Tuesday, October 11, 2016

Dylan's Three Angels Are Still Singing

One of my favorite Dylan albums for the longest times was New Morning, a 1970 release that quickly went gold in the U.S. and reached #1 in the U.K. The much maligned Self Portrait preceded it by four months. Three Angels is the second-to-last song on side two of this album and quite a curious one at that for many people.

New Morning is full of Biblical and spiritual allusions. The title track itself implies an awakening of sorts. "If Not For You" hinges on the "who" of you. George Harrison clearly interprets this as God. "If not for You, Lord." "The Day of the Locusts": though we know this song's inspiration comes from an event very far from Biblical, locusts were one of the ten plagues which contributed to Israel's release from Egypt in the Book of Exodus. And here in this song, we find a strange story about three angels high up on their poles in the middle of a city. It begins...

Three angels up above the street
Each one playing a horn
Dressed in green robes with wings that stick out
They’ve been there since Christmas morn

If you take it literally, it's quite curious. How high are the poles? Is the color green significant? Is the number three important? What kind of poles are they that angels can stand on? Is this a variation of the question how many angels can dance on the head of a pin?

Tony Atwood's Untold Dylan blog addresses the three angels in a different manner than I will. (He may even be more correct than I realize.) We're both only speculating. Atwood points out that there are three angels in the Book of Revelation chapter 14. You can read his account there.

I see the angels on poles as symbolic of elevation. It doesn't matter how high the poles are. The number three is one of those numbers repeated throughout holy Scripture. And this song is actually three parts, the first being the description of the angels and what they are doing: making music.

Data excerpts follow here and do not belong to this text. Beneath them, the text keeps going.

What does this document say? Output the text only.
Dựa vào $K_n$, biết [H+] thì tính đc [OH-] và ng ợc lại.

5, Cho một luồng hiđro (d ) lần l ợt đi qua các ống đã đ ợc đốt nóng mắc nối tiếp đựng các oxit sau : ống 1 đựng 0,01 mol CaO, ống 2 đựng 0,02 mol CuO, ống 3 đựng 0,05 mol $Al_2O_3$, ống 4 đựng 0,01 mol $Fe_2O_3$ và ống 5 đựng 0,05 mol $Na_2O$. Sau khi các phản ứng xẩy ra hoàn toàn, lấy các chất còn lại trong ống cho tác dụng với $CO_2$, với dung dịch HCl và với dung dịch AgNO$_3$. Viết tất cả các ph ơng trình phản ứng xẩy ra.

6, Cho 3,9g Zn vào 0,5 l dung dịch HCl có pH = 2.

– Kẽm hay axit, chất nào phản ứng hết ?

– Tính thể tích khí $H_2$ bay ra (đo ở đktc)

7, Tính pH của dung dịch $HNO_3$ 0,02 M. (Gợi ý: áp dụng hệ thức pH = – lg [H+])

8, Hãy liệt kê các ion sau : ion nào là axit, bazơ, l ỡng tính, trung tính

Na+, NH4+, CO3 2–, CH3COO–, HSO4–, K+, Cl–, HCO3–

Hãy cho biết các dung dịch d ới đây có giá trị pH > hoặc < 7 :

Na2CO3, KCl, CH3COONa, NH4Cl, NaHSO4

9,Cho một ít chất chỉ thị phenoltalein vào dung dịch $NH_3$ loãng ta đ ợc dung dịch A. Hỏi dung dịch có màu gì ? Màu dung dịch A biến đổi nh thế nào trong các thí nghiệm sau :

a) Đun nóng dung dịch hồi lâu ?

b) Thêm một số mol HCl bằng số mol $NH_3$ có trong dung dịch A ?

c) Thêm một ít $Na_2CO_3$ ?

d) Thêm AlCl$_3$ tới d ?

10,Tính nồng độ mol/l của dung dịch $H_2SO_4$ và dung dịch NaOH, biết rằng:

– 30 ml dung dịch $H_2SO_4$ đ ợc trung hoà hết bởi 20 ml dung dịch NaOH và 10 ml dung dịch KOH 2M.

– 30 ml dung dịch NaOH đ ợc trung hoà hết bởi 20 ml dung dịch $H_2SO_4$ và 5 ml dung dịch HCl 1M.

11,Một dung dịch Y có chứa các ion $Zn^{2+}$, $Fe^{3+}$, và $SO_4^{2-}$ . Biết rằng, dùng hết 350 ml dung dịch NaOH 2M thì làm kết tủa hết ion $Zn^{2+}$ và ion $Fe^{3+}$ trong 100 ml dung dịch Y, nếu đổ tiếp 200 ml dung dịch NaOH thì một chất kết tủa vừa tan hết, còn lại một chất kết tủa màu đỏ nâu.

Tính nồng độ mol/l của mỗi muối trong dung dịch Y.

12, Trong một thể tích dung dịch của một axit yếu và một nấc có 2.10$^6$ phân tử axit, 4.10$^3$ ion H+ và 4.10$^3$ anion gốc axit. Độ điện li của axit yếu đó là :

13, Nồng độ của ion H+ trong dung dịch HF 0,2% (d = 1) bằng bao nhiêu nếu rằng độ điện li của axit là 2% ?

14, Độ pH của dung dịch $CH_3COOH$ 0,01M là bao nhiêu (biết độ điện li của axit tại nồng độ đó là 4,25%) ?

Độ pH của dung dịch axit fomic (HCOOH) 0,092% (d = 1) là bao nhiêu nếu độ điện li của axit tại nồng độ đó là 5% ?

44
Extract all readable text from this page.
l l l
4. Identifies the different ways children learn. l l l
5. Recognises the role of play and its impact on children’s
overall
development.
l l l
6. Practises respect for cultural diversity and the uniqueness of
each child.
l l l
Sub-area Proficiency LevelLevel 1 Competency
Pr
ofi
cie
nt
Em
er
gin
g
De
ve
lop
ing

The rest of the song is part two up until the very last couplet. It is a description of the kinds of ordinary things one sees on the street of any big city. A guy going quickly by in a hurry, a lady in a colorful dress, a U-Haul, an abandoned vehicle, a bus, dogs, pigeons, men who have been up too late partying and are dragging themselves to work, a bakery truck.

All the while the angels keep making their music, all day long.

The wildest cat from Montana passes by in a flash
Then a lady in a bright orange dress

One U-Haul trailer, a truck with no wheels
The Tenth Avenue bus going west
The dogs and pigeons fly up and they flutter around
A man with a badge skips by
Three fellas crawlin’ on their way back to work
Nobody stops to ask why
The bakery truck stops outside of that fence
Where the angels stand high on their poles
The driver peeks out, trying to find one face
In this concrete world full of souls
The angels play on their horns all day
The whole earth in progression seems to pass by
But does anyone hear the music they play
Does anyone even try?*

The song isn't really sung, it is narrated. All throughout the music builds, and toward the end something akin to an angel chorus is also singing in the background. 

The whole earth in progression passes within earshot of these angels singing. But who hears them? And what are they singing? 

In fact, Dylan goes further with this indictment: Does anyone even try?

We live in a crazy world with the result that a lot of folks are suffering from "crazy mixed up confusion" and it's killing them. If only they could hear the angels.

The Book of Revelation is often referred to Apocalyptic Literature, and after the turbulent Sixties there was a lot of spiritual questing stirred up. Dylan's post-motorcycle-wreck produced songs that showed a keen awareness of this end-of-the-world cultural current because it was happening within himself, though songs like Hard Rain clearly come from the same place and the accident didn't introduce the idea, only amped it. I believe the music these angels were playing has indeed been perpetual, though in a different realm from our own, a "new song" that was born on Christmas morn and can be found in Revelation chapters 4 and 5. It took another decade for the seeds that birthed this song produced the slow train that emerged from the fog, but it's outlines were visible early. 

I can't remember if I was in high school or whether it was a few years later but all the spiritual inuendo and animation in Dylan's lyrics led some critics to suspect that one day Dylan himself would become a spiritual leader, and potentially even an object of worship. This kind of burden, however, was as distasteful as that of being "the voice of a generation." If Dylan brought light to the world, its aim was to provide illumination for an object far more worthy of our reverence. 

* * * * 
Meantime, life goes on all around you. Listen to the music.